The trailer: Scene 1) Amicable priest gives old-school rendering of the snares of the devil, who appearing in many different guises leads us to perdition, that is, unless we have recourse to God’s help. Scene 2) 14 year old Maria, taking this to heart, won’t participate in gym class with rock music, whose “satanic rhythms” she objects to - whereupon she gets interrogated by her teacher and mocked by her peers. Scene 3) Maria gets excoriated by her mother when she timidly announces she wants to sing gospel music - to the peril, as her mother puts it, of her immortal soul. The voice-over intimates a tragic outcome. Trailer ends.
Sigh. Another assault on traditional Catholicism? But how exactly does today’s crop of Germans claim to know what traditional Catholicism even looks like, let alone name its potential pitfalls? German Catholicism has been under the spell of secular ideology for generations, thanks in part to the generous church tax which has effectually incentivized lax teaching. Of those who still identify as Catholic, few even attend mass, and of those, very few genuinely struggle with the full content of Catholic teachings.

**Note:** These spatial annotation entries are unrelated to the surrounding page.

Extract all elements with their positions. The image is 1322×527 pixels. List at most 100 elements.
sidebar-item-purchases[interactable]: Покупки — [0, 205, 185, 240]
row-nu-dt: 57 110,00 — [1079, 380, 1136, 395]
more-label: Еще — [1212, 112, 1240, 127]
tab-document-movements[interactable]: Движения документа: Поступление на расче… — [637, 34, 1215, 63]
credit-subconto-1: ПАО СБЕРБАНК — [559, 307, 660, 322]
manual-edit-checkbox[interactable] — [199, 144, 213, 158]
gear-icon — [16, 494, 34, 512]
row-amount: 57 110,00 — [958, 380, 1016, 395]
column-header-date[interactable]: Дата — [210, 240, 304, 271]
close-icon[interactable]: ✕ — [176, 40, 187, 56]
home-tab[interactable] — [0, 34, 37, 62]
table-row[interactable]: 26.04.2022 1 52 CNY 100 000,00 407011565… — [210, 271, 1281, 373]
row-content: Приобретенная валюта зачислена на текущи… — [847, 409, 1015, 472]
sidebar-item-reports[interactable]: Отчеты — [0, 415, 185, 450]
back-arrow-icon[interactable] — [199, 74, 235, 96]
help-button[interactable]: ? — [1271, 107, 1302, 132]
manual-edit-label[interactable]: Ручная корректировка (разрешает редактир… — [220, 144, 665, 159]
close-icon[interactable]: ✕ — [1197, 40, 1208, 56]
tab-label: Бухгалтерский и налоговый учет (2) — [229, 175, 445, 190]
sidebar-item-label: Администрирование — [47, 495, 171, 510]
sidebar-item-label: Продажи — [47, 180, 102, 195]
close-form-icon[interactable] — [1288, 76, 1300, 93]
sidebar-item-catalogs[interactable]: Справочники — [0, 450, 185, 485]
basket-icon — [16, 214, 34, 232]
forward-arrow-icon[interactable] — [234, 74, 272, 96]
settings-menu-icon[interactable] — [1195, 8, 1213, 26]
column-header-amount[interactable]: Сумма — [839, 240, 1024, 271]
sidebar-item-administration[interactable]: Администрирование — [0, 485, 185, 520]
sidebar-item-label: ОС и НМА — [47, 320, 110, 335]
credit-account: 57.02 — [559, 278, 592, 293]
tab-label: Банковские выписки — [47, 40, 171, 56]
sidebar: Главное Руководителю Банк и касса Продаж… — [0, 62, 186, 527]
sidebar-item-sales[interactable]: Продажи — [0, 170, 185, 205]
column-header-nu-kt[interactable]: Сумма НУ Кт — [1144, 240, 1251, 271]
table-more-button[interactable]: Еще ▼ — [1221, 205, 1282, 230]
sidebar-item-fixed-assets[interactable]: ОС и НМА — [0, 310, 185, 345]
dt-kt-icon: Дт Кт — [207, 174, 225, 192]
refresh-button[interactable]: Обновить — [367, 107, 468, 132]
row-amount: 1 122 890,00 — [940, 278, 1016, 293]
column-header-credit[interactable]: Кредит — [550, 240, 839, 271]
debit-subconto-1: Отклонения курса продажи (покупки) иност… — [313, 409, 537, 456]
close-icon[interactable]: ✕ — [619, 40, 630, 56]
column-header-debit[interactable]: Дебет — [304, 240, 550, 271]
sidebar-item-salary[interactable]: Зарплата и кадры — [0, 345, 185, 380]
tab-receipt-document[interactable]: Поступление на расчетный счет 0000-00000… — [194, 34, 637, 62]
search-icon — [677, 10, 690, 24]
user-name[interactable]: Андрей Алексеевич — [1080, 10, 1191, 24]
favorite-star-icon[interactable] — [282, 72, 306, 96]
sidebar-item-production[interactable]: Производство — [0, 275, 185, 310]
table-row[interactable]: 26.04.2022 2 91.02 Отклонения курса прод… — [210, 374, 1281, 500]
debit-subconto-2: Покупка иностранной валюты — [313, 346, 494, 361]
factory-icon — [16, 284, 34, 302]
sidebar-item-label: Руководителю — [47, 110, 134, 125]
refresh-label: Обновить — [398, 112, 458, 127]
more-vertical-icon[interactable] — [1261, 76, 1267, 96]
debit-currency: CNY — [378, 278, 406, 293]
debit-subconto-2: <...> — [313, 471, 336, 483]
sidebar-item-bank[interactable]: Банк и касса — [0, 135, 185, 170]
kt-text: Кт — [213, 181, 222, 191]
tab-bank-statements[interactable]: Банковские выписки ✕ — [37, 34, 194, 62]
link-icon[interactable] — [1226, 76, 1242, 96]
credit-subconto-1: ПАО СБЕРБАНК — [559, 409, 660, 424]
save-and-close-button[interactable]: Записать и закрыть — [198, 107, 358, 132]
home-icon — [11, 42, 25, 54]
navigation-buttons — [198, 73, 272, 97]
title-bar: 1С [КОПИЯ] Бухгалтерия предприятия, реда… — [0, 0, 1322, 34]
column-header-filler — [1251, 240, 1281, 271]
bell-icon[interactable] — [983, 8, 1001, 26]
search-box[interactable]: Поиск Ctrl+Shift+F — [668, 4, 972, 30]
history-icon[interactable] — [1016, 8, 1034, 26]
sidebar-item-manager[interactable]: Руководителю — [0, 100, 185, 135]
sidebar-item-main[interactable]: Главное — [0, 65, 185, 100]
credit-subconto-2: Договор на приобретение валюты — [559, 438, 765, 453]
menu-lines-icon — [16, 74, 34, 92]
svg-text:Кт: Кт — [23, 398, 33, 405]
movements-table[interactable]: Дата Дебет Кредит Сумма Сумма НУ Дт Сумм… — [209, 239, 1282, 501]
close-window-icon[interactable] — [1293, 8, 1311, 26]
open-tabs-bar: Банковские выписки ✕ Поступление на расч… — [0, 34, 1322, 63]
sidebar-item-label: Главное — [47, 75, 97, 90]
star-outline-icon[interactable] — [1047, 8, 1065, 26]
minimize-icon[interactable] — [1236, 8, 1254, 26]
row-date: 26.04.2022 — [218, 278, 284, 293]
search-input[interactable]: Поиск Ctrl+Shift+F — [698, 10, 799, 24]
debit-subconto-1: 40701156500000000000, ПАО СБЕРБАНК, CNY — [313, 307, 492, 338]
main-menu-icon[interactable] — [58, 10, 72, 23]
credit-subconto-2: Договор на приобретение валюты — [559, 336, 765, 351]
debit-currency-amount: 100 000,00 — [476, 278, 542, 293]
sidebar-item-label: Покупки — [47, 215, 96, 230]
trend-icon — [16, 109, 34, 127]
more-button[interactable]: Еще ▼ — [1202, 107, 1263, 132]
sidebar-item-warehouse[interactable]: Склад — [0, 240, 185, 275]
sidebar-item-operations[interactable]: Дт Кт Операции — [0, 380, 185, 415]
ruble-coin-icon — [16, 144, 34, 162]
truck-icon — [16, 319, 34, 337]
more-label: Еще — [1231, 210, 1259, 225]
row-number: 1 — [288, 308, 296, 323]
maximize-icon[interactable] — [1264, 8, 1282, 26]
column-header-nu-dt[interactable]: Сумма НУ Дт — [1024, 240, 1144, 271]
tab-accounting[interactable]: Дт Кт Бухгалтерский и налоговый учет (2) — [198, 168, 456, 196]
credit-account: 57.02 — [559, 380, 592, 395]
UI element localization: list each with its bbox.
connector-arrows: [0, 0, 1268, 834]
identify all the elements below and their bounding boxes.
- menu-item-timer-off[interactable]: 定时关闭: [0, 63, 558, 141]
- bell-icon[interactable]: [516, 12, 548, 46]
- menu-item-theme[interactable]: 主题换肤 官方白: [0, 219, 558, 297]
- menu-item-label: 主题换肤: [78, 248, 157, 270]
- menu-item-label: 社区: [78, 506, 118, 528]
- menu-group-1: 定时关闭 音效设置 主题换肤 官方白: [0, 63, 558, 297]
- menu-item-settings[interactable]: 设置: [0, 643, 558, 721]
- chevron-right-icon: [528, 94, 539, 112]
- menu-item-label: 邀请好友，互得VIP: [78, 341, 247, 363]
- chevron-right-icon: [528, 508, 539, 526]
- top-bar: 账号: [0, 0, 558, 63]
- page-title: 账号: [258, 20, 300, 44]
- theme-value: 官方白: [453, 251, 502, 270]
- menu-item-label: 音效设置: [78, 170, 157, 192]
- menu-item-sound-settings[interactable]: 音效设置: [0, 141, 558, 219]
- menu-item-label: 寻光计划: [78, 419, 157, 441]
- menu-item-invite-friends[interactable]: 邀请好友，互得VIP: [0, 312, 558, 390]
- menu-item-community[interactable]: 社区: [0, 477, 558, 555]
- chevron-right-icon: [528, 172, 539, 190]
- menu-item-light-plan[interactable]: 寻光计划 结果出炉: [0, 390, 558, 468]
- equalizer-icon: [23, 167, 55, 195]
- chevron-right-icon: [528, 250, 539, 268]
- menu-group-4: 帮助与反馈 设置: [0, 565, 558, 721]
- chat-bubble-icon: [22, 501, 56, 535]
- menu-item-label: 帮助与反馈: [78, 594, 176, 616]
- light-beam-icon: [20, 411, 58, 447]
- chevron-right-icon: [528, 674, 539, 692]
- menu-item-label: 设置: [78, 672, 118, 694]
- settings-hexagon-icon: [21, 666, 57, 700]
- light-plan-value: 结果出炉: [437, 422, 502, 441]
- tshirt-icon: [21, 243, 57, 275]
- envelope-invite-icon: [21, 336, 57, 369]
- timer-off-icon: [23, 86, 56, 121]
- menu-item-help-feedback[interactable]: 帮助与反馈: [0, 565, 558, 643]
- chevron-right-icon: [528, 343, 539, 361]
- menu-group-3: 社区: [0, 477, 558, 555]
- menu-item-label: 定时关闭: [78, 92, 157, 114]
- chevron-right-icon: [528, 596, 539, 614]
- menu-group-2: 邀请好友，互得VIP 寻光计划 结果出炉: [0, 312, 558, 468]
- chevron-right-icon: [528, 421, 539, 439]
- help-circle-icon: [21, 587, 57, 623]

The voice-over tells us that Maria belongs specifically to the “Paulsbrüder”, which we should understand as the real-world “Piusbrüder”, that is, the Society of Saint Pius X (SSPX), a traditionalist faction that broke from Rome in the 1970’s. It’s hard to get a sense of how large the SSPX exactly is, but in Germany they do have one seminary and some amount of the 600,000 lay adherents worldwide. In all, a small presence. Reading further between the lines, it’s not a stretch to see the Paulsbrüder as a stand-in for anyone with a traditional orientation towards Catholicism.
And this is compounded by the pervasive German phobia of Sekten (sects), which for them includes anything lying outside of widely acknowledged institutions. Many bristle at Tom Cruise movies due to his involvement in Scientology, for example.
Er kaempft unter vielen Flaggen, the priest says of the devil, he campaigns, or battles, under many flags. Or, we might say, his only loyalty is to destruction. Yes, we should add, even within the life of religion itself, warping the universal vocation to holiness into a channel for humiliating power struggles. If anything, the mother’s heartless rebuke vindicates priest’s teaching on evil. (Grant that I not so much seek to be understood but to understand, right?). But here we are prompted to see it as a consequence of that teaching.
Typecasting traditional religion as intolerant and psychically warping? Blurring the broad lines between lived religion and maternal abuse? Playing the old religion-as-repression card? Insinuating that it is reference to positive evil, and not evil itself, that degrades human nature? Why would the Germans need a movie like this at all? It’s not like this is a contended issue in secular Germany anymore: religion there is passé. Why re-vanquish an already vanquished enemy - except in order to go ahead and do what you were going to do anyway, but now mit gutem Gewissen? Or rather, with an even clearer conscience - because, now it would appear, the old enemy wasn't just outdated but downright evil. If there were such a thing. Again, I certainly hope the movie turns out to be more probing than the trailer promises. Knowing German cinema, which routinely blows me away (I still can’t get over Der Untergang), there is certainly a good chance it will.